As forecast, Eastern District Judge I. Leo Glasser today unsealed the criminal docket sheet of a cooperator who has been at the center of a heated battle that has led to a burst of sealing and gag orders and given rise to a criminal contempt investigation of two lawyers. (See prior entries dated Aug. 8 and Aug. 22).
Citing a press release by the Eastern District U.S. Attorney’s Office, issued more than a decade ago, and the “inadvertent” release of the docket sheet for several days, Judge Glasser found the public availability of the docket sheet of Felix H. Sater/John Doe to be a fait accompli. “The cat is out of the bag, the genie is out of the bottle,” Judge Glasser wrote in deciding to grant the motion of the Miami Herald and others to unseal the docket sheet, 12-mc-150 (EDNY).
Judge Glasser’s ruling means that for the first time since Felix H. Sater pleaded guilty in 1998 to participation in a $40 million stock swindle, the docket sheet is officially available to the public. The question of whether the actual documents referred to in the 167 items listed on the docket sheet should be unsealed will be the subject of a hearing on Oct. 2.
Judge Glasser had previously acknowledged that he could not find a written order sealing Mr. Sater’s file. But, in yesterday’s ruling, he stated, he has found a “minute entry” by a clerk noting the file had been sealed, which gives rise to “the inescapable conclusion” that he had issued an oral order to seal the file.
During the last two years, lawyers for the government and Mr. Sater have fought a pitched battle to keep Mr. Sater’s record under wraps.
The battle erupted in May, 2010 after Long Island lawyer, Frederick M. Oberlander, filed a civil racketeering complaint in the Southern District of New York, claiming that Mr. Sater’s ability to conceal his criminal past had enabled him to carry out a second $500 million real-estate fraud which included two deals—one in SoHo and one in Ft. Lauderdale—involving Donald Trump, or at least his name.
Mr. Oberlander’s filing of the racketeering complaint in the Southern District, in Kriss v. Bay Rock Group, 10-cv-3959, set off a furor because he annexed to it records from Mr. Sater’s sealed criminal file, including his probation report and cooperation agreement.
Over the next 18 months three federal trial judges (two in the Eastern and one in the Southern District) and a Second Circuit panel fired off a series of orders to keep the sealed records out of the public domain and barring Mr. Oberlander from taking any steps to disseminate the documents. At the Second Circuit’s direction, a second Eastern District judge, Brian M. Cogan, was appointed to enforce Judge Glasser’s orders. In March Judge Cogan ordered a criminal contempt investigation of Mr. Oberlander and his lawyer, Richard E. Lerner of Wilson Esler Moskowitz Edelman & Dicker.

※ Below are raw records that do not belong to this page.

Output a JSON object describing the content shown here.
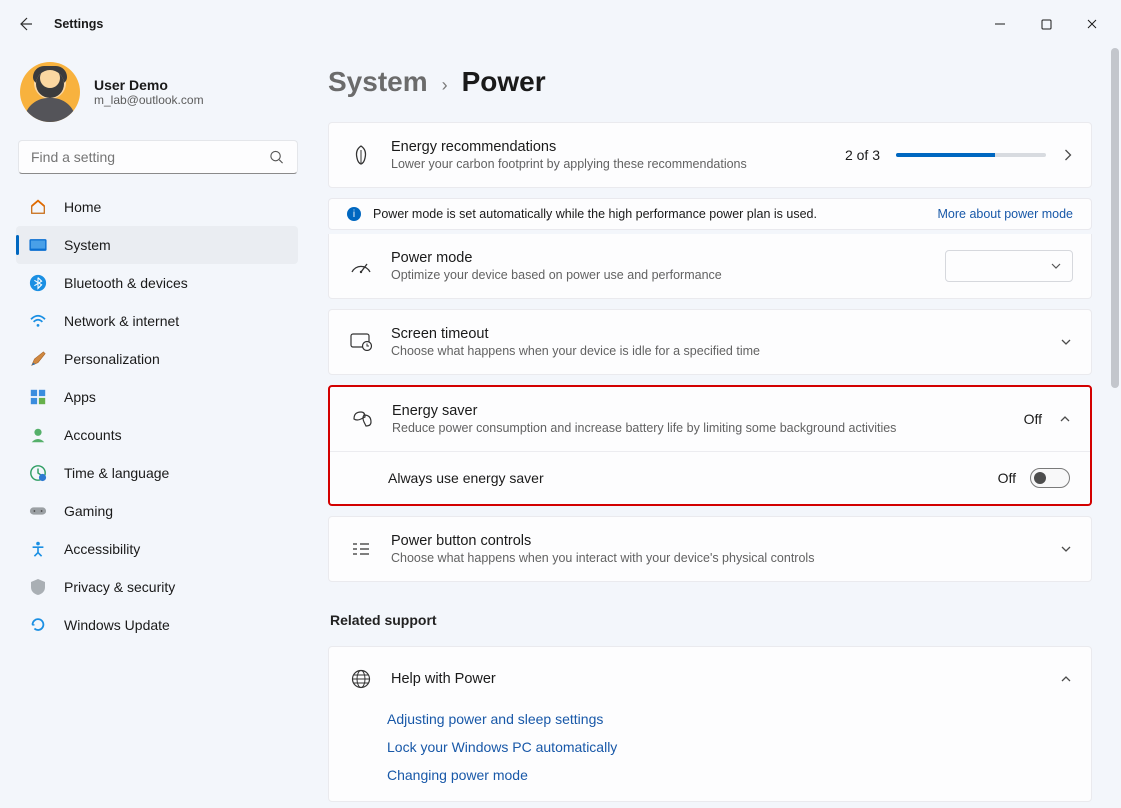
{
  "window": {
    "title": "Settings"
  },
  "user": {
    "name": "User Demo",
    "email": "m_lab@outlook.com"
  },
  "search": {
    "placeholder": "Find a setting"
  },
  "nav": [
    {
      "key": "home",
      "label": "Home"
    },
    {
      "key": "system",
      "label": "System"
    },
    {
      "key": "bluetooth",
      "label": "Bluetooth & devices"
    },
    {
      "key": "network",
      "label": "Network & internet"
    },
    {
      "key": "personalization",
      "label": "Personalization"
    },
    {
      "key": "apps",
      "label": "Apps"
    },
    {
      "key": "accounts",
      "label": "Accounts"
    },
    {
      "key": "time",
      "label": "Time & language"
    },
    {
      "key": "gaming",
      "label": "Gaming"
    },
    {
      "key": "accessibility",
      "label": "Accessibility"
    },
    {
      "key": "privacy",
      "label": "Privacy & security"
    },
    {
      "key": "update",
      "label": "Windows Update"
    }
  ],
  "breadcrumb": {
    "parent": "System",
    "current": "Power"
  },
  "energy_rec": {
    "title": "Energy recommendations",
    "sub": "Lower your carbon footprint by applying these recommendations",
    "count": "2 of 3",
    "progress_pct": 66
  },
  "info_banner": {
    "text": "Power mode is set automatically while the high performance power plan is used.",
    "link": "More about power mode"
  },
  "power_mode": {
    "title": "Power mode",
    "sub": "Optimize your device based on power use and performance",
    "value": ""
  },
  "screen_timeout": {
    "title": "Screen timeout",
    "sub": "Choose what happens when your device is idle for a specified time"
  },
  "energy_saver": {
    "title": "Energy saver",
    "sub": "Reduce power consumption and increase battery life by limiting some background activities",
    "status": "Off",
    "always_label": "Always use energy saver",
    "always_status": "Off"
  },
  "power_button": {
    "title": "Power button controls",
    "sub": "Choose what happens when you interact with your device's physical controls"
  },
  "related": {
    "heading": "Related support"
  },
  "help": {
    "title": "Help with Power",
    "links": [
      "Adjusting power and sleep settings",
      "Lock your Windows PC automatically",
      "Changing power mode"
    ]
  }
}
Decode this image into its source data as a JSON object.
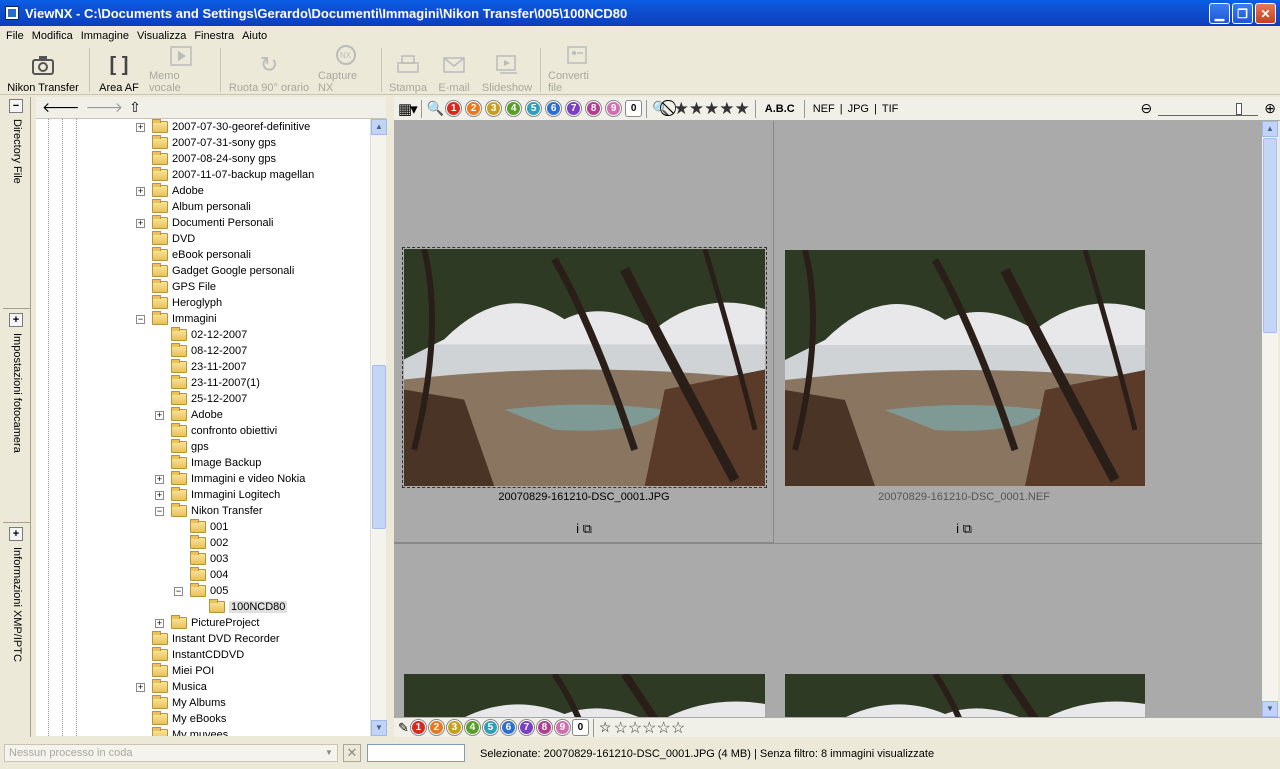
{
  "window": {
    "title": "ViewNX - C:\\Documents and Settings\\Gerardo\\Documenti\\Immagini\\Nikon Transfer\\005\\100NCD80"
  },
  "menu": [
    "File",
    "Modifica",
    "Immagine",
    "Visualizza",
    "Finestra",
    "Aiuto"
  ],
  "toolbar": {
    "nikon_transfer": "Nikon Transfer",
    "area_af": "Area AF",
    "memo_vocale": "Memo vocale",
    "ruota": "Ruota 90° orario",
    "capture_nx": "Capture NX",
    "stampa": "Stampa",
    "email": "E-mail",
    "slideshow": "Slideshow",
    "converti": "Converti file"
  },
  "side_panels": [
    "Directory File",
    "Impostazioni fotocamera",
    "Informazioni XMP/IPTC"
  ],
  "tree": [
    {
      "label": "2007-07-30-georef-definitive",
      "exp": "+"
    },
    {
      "label": "2007-07-31-sony gps",
      "exp": ""
    },
    {
      "label": "2007-08-24-sony gps",
      "exp": ""
    },
    {
      "label": "2007-11-07-backup magellan",
      "exp": ""
    },
    {
      "label": "Adobe",
      "exp": "+"
    },
    {
      "label": "Album personali",
      "exp": ""
    },
    {
      "label": "Documenti Personali",
      "exp": "+"
    },
    {
      "label": "DVD",
      "exp": ""
    },
    {
      "label": "eBook personali",
      "exp": ""
    },
    {
      "label": "Gadget Google personali",
      "exp": ""
    },
    {
      "label": "GPS File",
      "exp": ""
    },
    {
      "label": "Heroglyph",
      "exp": ""
    },
    {
      "label": "Immagini",
      "exp": "−"
    },
    {
      "label": "02-12-2007",
      "exp": ""
    },
    {
      "label": "08-12-2007",
      "exp": ""
    },
    {
      "label": "23-11-2007",
      "exp": ""
    },
    {
      "label": "23-11-2007(1)",
      "exp": ""
    },
    {
      "label": "25-12-2007",
      "exp": ""
    },
    {
      "label": "Adobe",
      "exp": "+"
    },
    {
      "label": "confronto obiettivi",
      "exp": ""
    },
    {
      "label": "gps",
      "exp": ""
    },
    {
      "label": "Image Backup",
      "exp": ""
    },
    {
      "label": "Immagini e video Nokia",
      "exp": "+"
    },
    {
      "label": "Immagini Logitech",
      "exp": "+"
    },
    {
      "label": "Nikon Transfer",
      "exp": "−"
    },
    {
      "label": "001",
      "exp": ""
    },
    {
      "label": "002",
      "exp": ""
    },
    {
      "label": "003",
      "exp": ""
    },
    {
      "label": "004",
      "exp": ""
    },
    {
      "label": "005",
      "exp": "−"
    },
    {
      "label": "100NCD80",
      "exp": "",
      "selected": true
    },
    {
      "label": "PictureProject",
      "exp": "+"
    },
    {
      "label": "Instant DVD Recorder",
      "exp": ""
    },
    {
      "label": "InstantCDDVD",
      "exp": ""
    },
    {
      "label": "Miei POI",
      "exp": ""
    },
    {
      "label": "Musica",
      "exp": "+"
    },
    {
      "label": "My Albums",
      "exp": ""
    },
    {
      "label": "My eBooks",
      "exp": ""
    },
    {
      "label": "My muvees",
      "exp": ""
    }
  ],
  "filter": {
    "labels": [
      "1",
      "2",
      "3",
      "4",
      "5",
      "6",
      "7",
      "8",
      "9",
      "0"
    ],
    "label_colors": [
      "#d9281d",
      "#e8791e",
      "#c7a01b",
      "#5a9e2a",
      "#2fa0b8",
      "#2e6ed1",
      "#7b3fc1",
      "#b0408f",
      "#cf6fb0",
      "#ffffff"
    ],
    "abc": "A.B.C",
    "formats": [
      "NEF",
      "JPG",
      "TIF"
    ]
  },
  "thumbnails": [
    {
      "name": "20070829-161210-DSC_0001.JPG",
      "selected": true,
      "icons": "i ⧉"
    },
    {
      "name": "20070829-161210-DSC_0001.NEF",
      "selected": false,
      "icons": "i ⧉"
    }
  ],
  "status": {
    "queue_placeholder": "Nessun processo in coda",
    "info": "Selezionate: 20070829-161210-DSC_0001.JPG (4 MB) | Senza filtro: 8 immagini visualizzate"
  }
}
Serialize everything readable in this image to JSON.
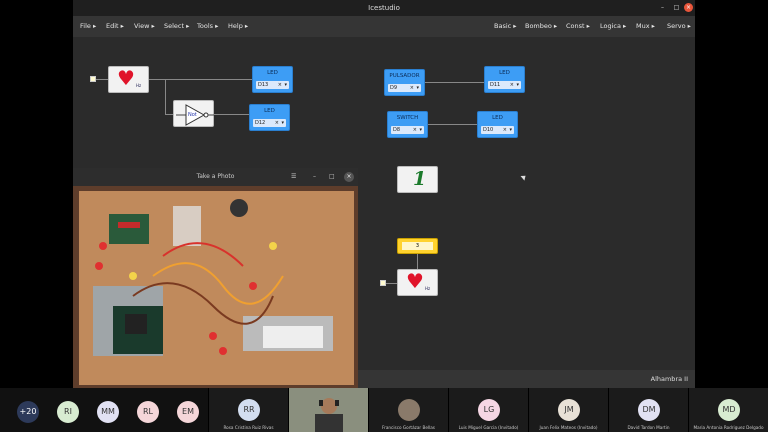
{
  "window": {
    "title": "Icestudio",
    "statusbar_right": "Alhambra II"
  },
  "menu_left": [
    "File ▸",
    "Edit ▸",
    "View ▸",
    "Select ▸",
    "Tools ▸",
    "Help ▸"
  ],
  "menu_right": [
    "Basic ▸",
    "Bombeo ▸",
    "Const ▸",
    "Logica ▸",
    "Mux ▸",
    "Servo ▸"
  ],
  "blocks": {
    "led_d13": {
      "title": "LED",
      "pin": "D13"
    },
    "led_d12": {
      "title": "LED",
      "pin": "D12"
    },
    "pulsador": {
      "title": "PULSADOR",
      "pin": "D9"
    },
    "led_d11": {
      "title": "LED",
      "pin": "D11"
    },
    "switch": {
      "title": "SWITCH",
      "pin": "D8"
    },
    "led_d10": {
      "title": "LED",
      "pin": "D10"
    },
    "not_label": "Not",
    "hz_label": "Hz",
    "const_value": "3"
  },
  "photo_window": {
    "title": "Take a Photo"
  },
  "participants": [
    {
      "initials": "+20",
      "name": "",
      "color": "#2d3a5a"
    },
    {
      "initials": "RI",
      "name": "",
      "color": "#d8ecd1"
    },
    {
      "initials": "MM",
      "name": "",
      "color": "#e1e1f3"
    },
    {
      "initials": "RL",
      "name": "",
      "color": "#f5d6d9"
    },
    {
      "initials": "EM",
      "name": "",
      "color": "#f5d6d9"
    }
  ],
  "tiles": [
    {
      "initials": "RR",
      "name": "Rosa Cristina Ruiz Rivas",
      "color": "#d3def0"
    },
    {
      "initials": "",
      "name": "Francisco Gortázar Bellas",
      "color": ""
    },
    {
      "initials": "LG",
      "name": "Luis Miguel Garcia (Invitado)",
      "color": "#f5d6e4"
    },
    {
      "initials": "JM",
      "name": "Juan Felix Mateos (Invitado)",
      "color": "#e8e1d6"
    },
    {
      "initials": "DM",
      "name": "David Tardon Martin",
      "color": "#e1e1f3"
    },
    {
      "initials": "MD",
      "name": "Maria Antonia Rodriguez Delgado",
      "color": "#d8ecd1"
    }
  ]
}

On closer examination, though, it became apparent that Mr. Sater’s name and cooperation was already in the public domain. The U.S. Attorney’s Office itself had issued a press release in 2000 identifying Mr. Sater by name and stating that sometime earlier (actually on Dec. 10, 1998) he had pleaded guilty to the “pump and dump” swindle.
An order issued by the Second Circuit on June 29, 2011 acknowledged that the press release had put the fact of Mr. Sater’s guilty plea into the public domain.
The New York Times had written an article in 2007, nearly three years prior to the filing of the racketeering complaint, identifying Mr. Sater by name and containing on the record remarks from an associate of his that he was cooperating with the government. The article also mentioned the dealings of Mr. Sater, and the company he was associated with, the Bay Rock group, with Mr. Trump.
Additionally, Judge Glasser noted in his opinion, that twice the government had mistakenly made public sealed documents that contained references to
Mr. Sater and his cooperation.. The first was 2009, and the second was earlier this month when the docket sheet itself was posted on PACER, the court’s system for making documents available to the public on the Internet.
The docket sheet was available to the public for a week before it was taken off PACER on Aug. 16. Nonetheless the docket sheet remained available on both WestLaw and Lexis, Judge Glasser noted.
On July 1, the Miami Herald, in an article about the collapse of a Bay Rock project in Ft. Lauderdale identified with the Trump name, ran a photo of Mr. Sater and identified him by name.